Um oásis na região árida de Pernambuco, no sertão do Pajeú, o ponto mais alto do estado abriga esta cidadezinha de clima ameno e para os padrões nordestino até mesmo faz frio por lá. É o município de Triunfo, com um casario característico do século XVIII bem preservado.
A estrada de acesso já vale o passeio pelo verde exuberante. Paisagem surreal, considerando a seca que é a característica principal da região.

A cidade possui várias atrações turísticas além do casario, como o Teatro Guarany, o Museo do Cangaço e cachoeiras. Infelizmente não pude visitar, o passeio foi somente pelas ruelas da cidade e as fotos tiradas na passagem.

A pressa é por conta de estar entardecendo e de termos que cruzar o trecho entre Salgueiro PE e Juazeiro do Norte CE, em cujas rodovias os caminhões e ônibus só andam em comboio com escolta, devido aos constantes assaltos, situação que perdura por anos e nada se faz a respeito. Cruzar estas estradas á noite é não ter medo do perigo, e eu tenho, muito. Para agravar a situação as estradas federais no estado do Ceará deixaram de existir faz tempo. A própria BR 116 que começa em P.Alegre e termina em Fortaleza, e pela qual fizemos a maior parte do percurso, em todos os estados é perfeita. Menos no Ceará. É um buraco ao lado do outro, a velocidade máxima não passa de 40 km e constantemente tem-se que parar o carro e escolher o menor buraco. Essas paradas facilitam em muito o trabalho dos assaltantes, não precisam nem correr atras da gente para assaltar. Para vocês terem uma idéia do que se passa nesse trecho, vejam matéria

do último dia 15/10.
Como estou descrevendo é porque passamos ilesos e quase chegando ao destino. Ufa!!!

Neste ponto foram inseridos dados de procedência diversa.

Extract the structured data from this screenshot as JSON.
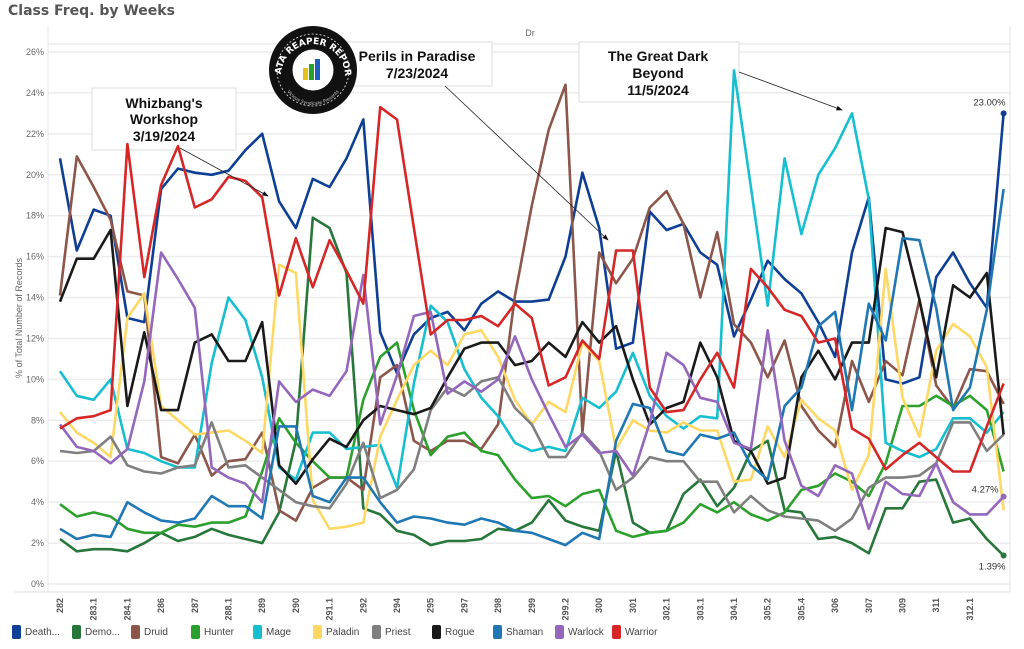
{
  "title": "Class Freq. by Weeks",
  "column_header": "Dr",
  "logo": {
    "text": "DATA REAPER REPORT",
    "subtext": "Vicious Syndicate Presents"
  },
  "annotations": [
    {
      "lines": [
        "Whizbang's",
        "Workshop",
        "3/19/2024"
      ]
    },
    {
      "lines": [
        "Perils in Paradise",
        "7/23/2024"
      ]
    },
    {
      "lines": [
        "The Great Dark",
        "Beyond",
        "11/5/2024"
      ]
    }
  ],
  "chart_data": {
    "type": "line",
    "title": "Class Freq. by Weeks",
    "xlabel": "",
    "ylabel": "% of Total Number of Records",
    "ylim": [
      0,
      26
    ],
    "yticks": [
      "0%",
      "2%",
      "4%",
      "6%",
      "8%",
      "10%",
      "12%",
      "14%",
      "16%",
      "18%",
      "20%",
      "22%",
      "24%",
      "26%"
    ],
    "grid": true,
    "legend_position": "bottom",
    "categories": [
      "282",
      "",
      "283.1",
      "",
      "284.1",
      "",
      "286",
      "",
      "287",
      "",
      "288.1",
      "",
      "289",
      "",
      "290",
      "",
      "291.1",
      "",
      "292",
      "",
      "294",
      "",
      "295",
      "",
      "297",
      "",
      "298",
      "",
      "299",
      "",
      "299.2",
      "",
      "300",
      "",
      "301",
      "",
      "302.1",
      "",
      "303.1",
      "",
      "304.1",
      "",
      "305.2",
      "",
      "305.4",
      "",
      "306",
      "",
      "307",
      "",
      "309",
      "",
      "311",
      "",
      "312.1",
      "",
      ""
    ],
    "series": [
      {
        "name": "Death...",
        "color": "#0e3f94",
        "values": [
          20.8,
          16.3,
          18.3,
          18.0,
          13.0,
          12.8,
          19.3,
          20.3,
          20.1,
          20.0,
          20.2,
          21.2,
          22.0,
          18.7,
          17.4,
          19.8,
          19.4,
          20.8,
          22.7,
          12.3,
          10.3,
          12.2,
          13.0,
          13.3,
          12.4,
          13.7,
          14.3,
          13.8,
          13.8,
          13.9,
          16.0,
          20.1,
          17.4,
          11.5,
          11.8,
          18.2,
          17.3,
          17.6,
          16.2,
          15.6,
          12.1,
          13.9,
          15.8,
          14.9,
          14.2,
          12.8,
          11.1,
          16.2,
          18.9,
          10.0,
          9.8,
          10.1,
          15.0,
          16.2,
          14.7,
          13.5,
          23.0
        ]
      },
      {
        "name": "Demo...",
        "color": "#27763a",
        "values": [
          2.2,
          1.6,
          1.7,
          1.7,
          1.6,
          2.0,
          2.5,
          2.1,
          2.3,
          2.7,
          2.4,
          2.2,
          2.0,
          3.5,
          7.0,
          17.9,
          17.4,
          15.2,
          3.7,
          3.4,
          2.6,
          2.4,
          1.9,
          2.1,
          2.1,
          2.2,
          2.7,
          2.6,
          3.0,
          4.1,
          3.1,
          2.8,
          2.6,
          6.5,
          3.0,
          2.5,
          2.6,
          4.4,
          5.1,
          3.8,
          4.7,
          6.5,
          7.0,
          3.6,
          3.5,
          2.2,
          2.3,
          2.0,
          1.5,
          3.7,
          3.7,
          5.0,
          5.1,
          3.0,
          3.2,
          2.2,
          1.39
        ]
      },
      {
        "name": "Druid",
        "color": "#8c564b",
        "values": [
          14.1,
          20.9,
          19.4,
          17.8,
          14.3,
          14.1,
          6.2,
          5.9,
          7.3,
          5.3,
          6.0,
          6.1,
          7.4,
          3.6,
          3.1,
          4.7,
          5.2,
          5.2,
          4.6,
          10.1,
          10.7,
          7.0,
          6.5,
          7.0,
          7.0,
          6.6,
          7.8,
          14.1,
          18.5,
          22.2,
          24.4,
          7.4,
          16.2,
          14.7,
          15.9,
          18.4,
          19.2,
          17.6,
          14.0,
          17.2,
          12.7,
          11.8,
          10.1,
          11.9,
          8.7,
          7.5,
          6.7,
          10.9,
          8.9,
          10.9,
          10.2,
          13.9,
          9.7,
          8.6,
          10.5,
          10.4,
          8.8
        ]
      },
      {
        "name": "Hunter",
        "color": "#2ca02c",
        "values": [
          3.9,
          3.3,
          3.5,
          3.3,
          2.7,
          2.5,
          2.5,
          2.9,
          2.8,
          3.0,
          3.0,
          3.3,
          5.5,
          8.1,
          6.9,
          6.0,
          5.2,
          5.2,
          9.0,
          11.1,
          11.8,
          8.5,
          6.3,
          7.2,
          7.4,
          6.5,
          6.3,
          5.1,
          4.2,
          4.3,
          3.8,
          4.4,
          4.6,
          2.6,
          2.3,
          2.5,
          2.6,
          3.0,
          3.9,
          3.5,
          4.0,
          3.4,
          3.1,
          3.5,
          4.6,
          4.8,
          5.4,
          5.0,
          4.3,
          5.9,
          8.7,
          8.7,
          9.2,
          8.7,
          9.2,
          8.5,
          5.5
        ]
      },
      {
        "name": "Mage",
        "color": "#17becf",
        "values": [
          10.4,
          9.2,
          9.0,
          10.0,
          6.6,
          6.4,
          6.0,
          5.7,
          5.7,
          10.8,
          14.0,
          12.9,
          10.1,
          5.7,
          5.1,
          7.4,
          7.4,
          6.6,
          6.7,
          6.8,
          4.7,
          9.8,
          13.6,
          12.8,
          10.5,
          9.1,
          8.2,
          6.9,
          6.5,
          6.7,
          6.5,
          9.1,
          8.6,
          9.4,
          11.3,
          9.2,
          8.2,
          7.6,
          8.2,
          8.1,
          25.1,
          19.4,
          13.6,
          20.8,
          17.1,
          20.0,
          21.3,
          23.0,
          18.8,
          6.9,
          6.5,
          6.2,
          6.6,
          8.1,
          8.1,
          7.4,
          8.4
        ]
      },
      {
        "name": "Paladin",
        "color": "#fdd865",
        "values": [
          8.4,
          7.4,
          6.9,
          6.2,
          13.0,
          14.2,
          8.7,
          8.0,
          7.3,
          7.4,
          7.5,
          7.0,
          6.4,
          15.6,
          15.2,
          4.1,
          2.7,
          2.8,
          3.0,
          7.2,
          9.0,
          10.7,
          11.4,
          10.7,
          12.2,
          12.4,
          11.1,
          9.0,
          7.8,
          8.9,
          8.4,
          11.8,
          10.9,
          6.6,
          8.0,
          7.5,
          7.4,
          7.9,
          7.5,
          7.5,
          5.0,
          5.1,
          7.7,
          6.2,
          9.0,
          8.1,
          7.5,
          4.6,
          6.3,
          15.4,
          9.1,
          7.2,
          11.4,
          12.7,
          12.1,
          10.6,
          3.6
        ]
      },
      {
        "name": "Priest",
        "color": "#7f7f7f",
        "values": [
          6.5,
          6.4,
          6.5,
          7.2,
          5.8,
          5.5,
          5.4,
          5.7,
          5.8,
          7.9,
          5.7,
          5.8,
          5.2,
          4.6,
          4.0,
          3.8,
          3.7,
          4.9,
          6.9,
          4.2,
          4.6,
          5.6,
          8.5,
          9.6,
          9.2,
          9.9,
          10.1,
          8.6,
          7.8,
          6.2,
          6.2,
          7.4,
          6.5,
          4.6,
          5.2,
          6.2,
          6.0,
          6.0,
          5.0,
          5.0,
          3.5,
          4.3,
          3.6,
          3.3,
          3.2,
          3.1,
          2.6,
          3.2,
          4.7,
          5.2,
          5.2,
          5.3,
          5.9,
          7.9,
          7.9,
          6.5,
          7.3
        ]
      },
      {
        "name": "Rogue",
        "color": "#1a1a1a",
        "values": [
          13.8,
          15.9,
          15.9,
          17.3,
          8.7,
          12.3,
          8.5,
          8.5,
          11.8,
          12.2,
          10.9,
          10.9,
          12.8,
          5.8,
          4.9,
          6.1,
          7.1,
          6.7,
          8.0,
          8.7,
          8.5,
          8.3,
          8.6,
          10.1,
          11.5,
          11.8,
          11.8,
          10.7,
          10.9,
          11.8,
          11.1,
          12.8,
          11.8,
          12.6,
          10.0,
          7.8,
          8.6,
          8.9,
          11.8,
          10.1,
          7.0,
          6.5,
          4.9,
          5.2,
          10.1,
          11.4,
          10.0,
          11.8,
          11.8,
          17.4,
          17.2,
          13.9,
          10.1,
          14.6,
          14.0,
          15.2,
          7.3
        ]
      },
      {
        "name": "Shaman",
        "color": "#1f77b4",
        "values": [
          2.7,
          2.2,
          2.4,
          2.3,
          4.0,
          3.5,
          3.1,
          3.0,
          3.2,
          4.3,
          3.8,
          3.8,
          3.2,
          7.7,
          7.7,
          4.3,
          4.0,
          5.2,
          5.2,
          4.0,
          3.0,
          3.3,
          3.2,
          3.0,
          2.9,
          3.2,
          3.0,
          2.6,
          2.5,
          2.2,
          1.9,
          2.5,
          2.2,
          7.0,
          8.8,
          8.6,
          6.5,
          6.3,
          7.3,
          7.1,
          7.4,
          5.8,
          5.1,
          8.7,
          9.6,
          12.6,
          13.3,
          8.5,
          13.7,
          11.9,
          16.9,
          16.8,
          13.5,
          8.5,
          9.6,
          13.4,
          19.3
        ]
      },
      {
        "name": "Warlock",
        "color": "#9467bd",
        "values": [
          7.8,
          6.7,
          6.5,
          5.9,
          6.6,
          9.9,
          16.2,
          14.9,
          13.5,
          5.7,
          5.2,
          4.9,
          4.0,
          9.9,
          8.9,
          9.5,
          9.2,
          10.4,
          15.1,
          7.8,
          10.2,
          13.1,
          13.3,
          9.3,
          9.9,
          9.4,
          10.0,
          12.1,
          10.0,
          8.3,
          6.7,
          7.3,
          6.4,
          6.5,
          5.3,
          7.9,
          11.3,
          10.7,
          9.1,
          8.9,
          6.9,
          6.6,
          12.4,
          7.0,
          4.8,
          4.3,
          5.8,
          5.4,
          2.7,
          5.0,
          4.4,
          4.3,
          5.9,
          4.0,
          3.4,
          3.4,
          4.27
        ]
      },
      {
        "name": "Warrior",
        "color": "#d62728",
        "values": [
          7.6,
          8.1,
          8.2,
          8.5,
          21.5,
          15.0,
          19.5,
          21.4,
          18.4,
          18.8,
          19.9,
          19.7,
          18.9,
          14.1,
          16.9,
          14.5,
          16.8,
          15.3,
          13.7,
          23.3,
          22.7,
          17.4,
          12.2,
          12.9,
          12.9,
          13.1,
          12.6,
          13.7,
          13.0,
          9.7,
          10.1,
          11.9,
          11.0,
          16.3,
          16.3,
          9.6,
          8.4,
          8.5,
          10.0,
          11.3,
          9.6,
          15.4,
          14.5,
          13.4,
          13.1,
          11.8,
          12.0,
          7.6,
          7.1,
          5.6,
          6.3,
          6.9,
          6.2,
          5.5,
          5.5,
          7.7,
          9.8
        ]
      }
    ],
    "data_labels": [
      {
        "series": "Death...",
        "text": "23.00%"
      },
      {
        "series": "Warlock",
        "text": "4.27%"
      },
      {
        "series": "Demo...",
        "text": "1.39%"
      }
    ]
  }
}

domingo, 18 de outubro de 2009

Sertões e Queimadas

Este trecho da estrada não é muito bonito.
Serpenteia a seca cruel e como se não bastasse o sol aqui se confunde com o fogo, e este próprio vem destruir o que o primeiro não conseguiu. Fica na região de Euclides da Cunha BA. O nome da cidade em homenagem ao autor de Os Sertões, livro que o então jornalista escreveu quando aqui esteve cobrindo o conflito de Canudos a mando do jornal O Estado de SPaulo.
Quem leu o livro e passa por esta região do conflito entende porque a terra se torna personagem, só não entende porque um motivo fútil como a reclamação de um estoque de madeira não entregue ocasionou a morte dos seguidores do beato Antonio Conselheiro. Tudo era política e em nome dela todos os absurdos são cometidos e a guerra é sempre justificada. Não mudou em nada.
Mas no meio de um sertão cruel uma imagem de oásis. Uma parada a beira da estrada com jardins e flores, tudo muito verde e bem cuidado, prova que quando o homem quer o homem faz.
Pena que tenhamos tão poucos querendo.

sábado, 17 de outubro de 2009

Madeira Palha e Cerâmica

É o que predomina no artesanato do interior da Bahia. Lindos e coloridos trabalhos em madeira, palha e cerâmica.
Fiquei apaixonada pelas gamelas de madeira.
Pena que não comprei uma panela de barro. Deixei para uma proxima parada pensando que tinha mais pela frente e esta era a última.
Acho que até chegar ao Ceará vou precisar de um reboque.